A principios de los años treinta del siglo XX Jingdezhen estaba en la periferia del Sóviet del Noreste de Jiangxi, primera localización del gobierno comunista chino. No es una gran ciudad, pero sí una ciudad industrial, un sitio en que la organización del trabajo se ordena ante ti. Es una ciudad difícil. Es uno de los primeros lugares de reclutamiento de los comunistas.
Smedley, maoísta devota, no es una observadora imparcial. Estaba enojada y comprometida y escribió que durante el primer año de las guerras civiles el Ejército Rojo Chino ocupó Jingdezhen, pero en lugar de

 

destruir los kilns, permitió a los propietarios que siguieran operándolos, pero con muchos cambios. Se acortaron los años de aprendizaje y mientras duraban los dueños tenían que pagar un sueldo tanto a los aprendices como a los maestros alfareros. La industria se regía por comités conjuntos de propietarios y alfareros, y los inspectores vigilaban el cumplimiento de las reformas. Este sistema perduró hasta la expulsión del Ejército Rojo.
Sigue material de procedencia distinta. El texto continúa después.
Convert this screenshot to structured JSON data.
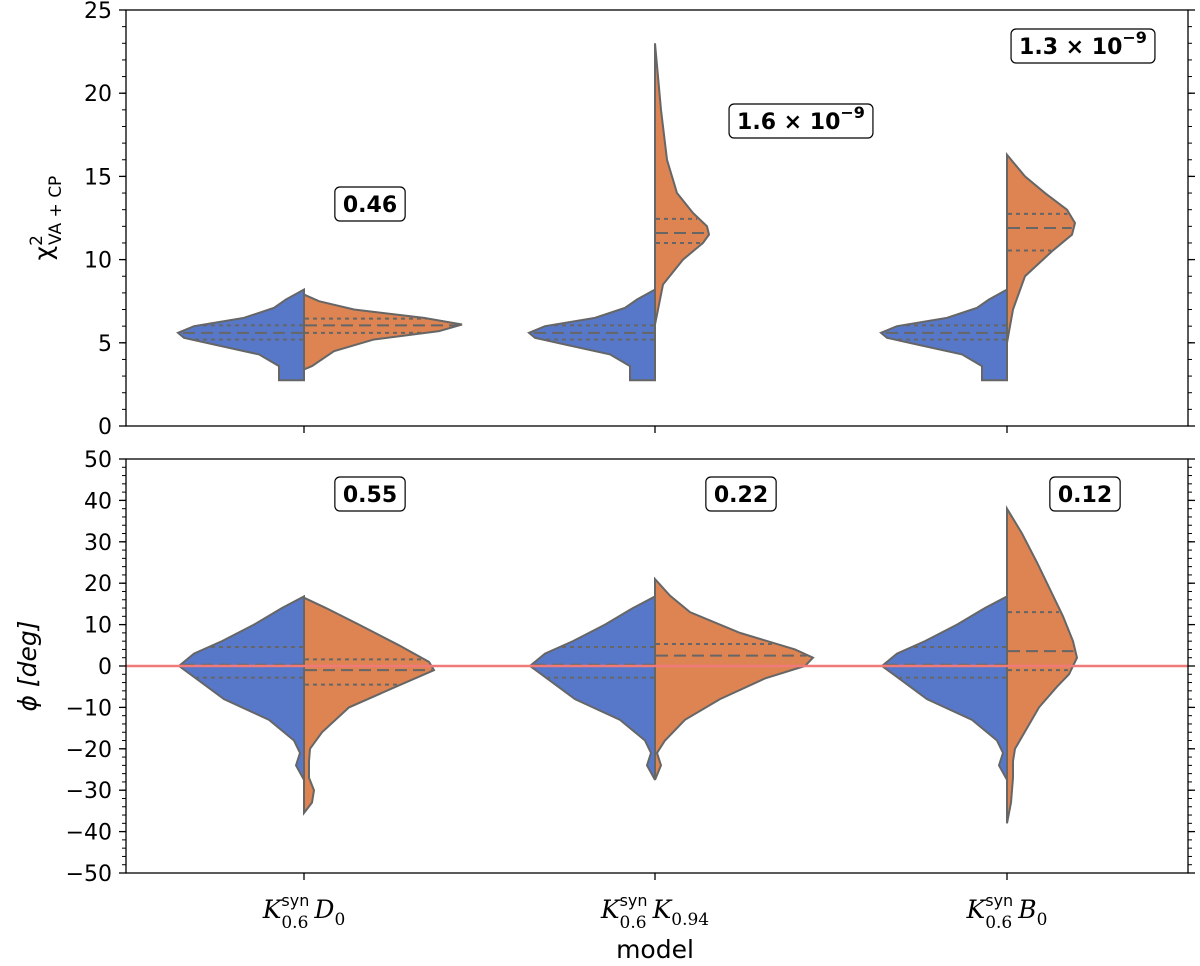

En ese momento se restableció el sistema feudal.

 

La revolución le promete futuro a Jingdezhen. ¿Cuánto hay que esperar?
«Antes y después de la ocupación por el Ejército Rojo, los alfareros y sus familias tenían pequeños santuarios familiares en sus casas insalubres y oscuras —escribe Smedley—. En la pared, encima de cada santuario, había un dibujo místico en que se representaba el espíritu del Ejército Rojo. Ante él se inclinaban en reverencia los alfareros, rindiéndole culto y quemándole incienso.»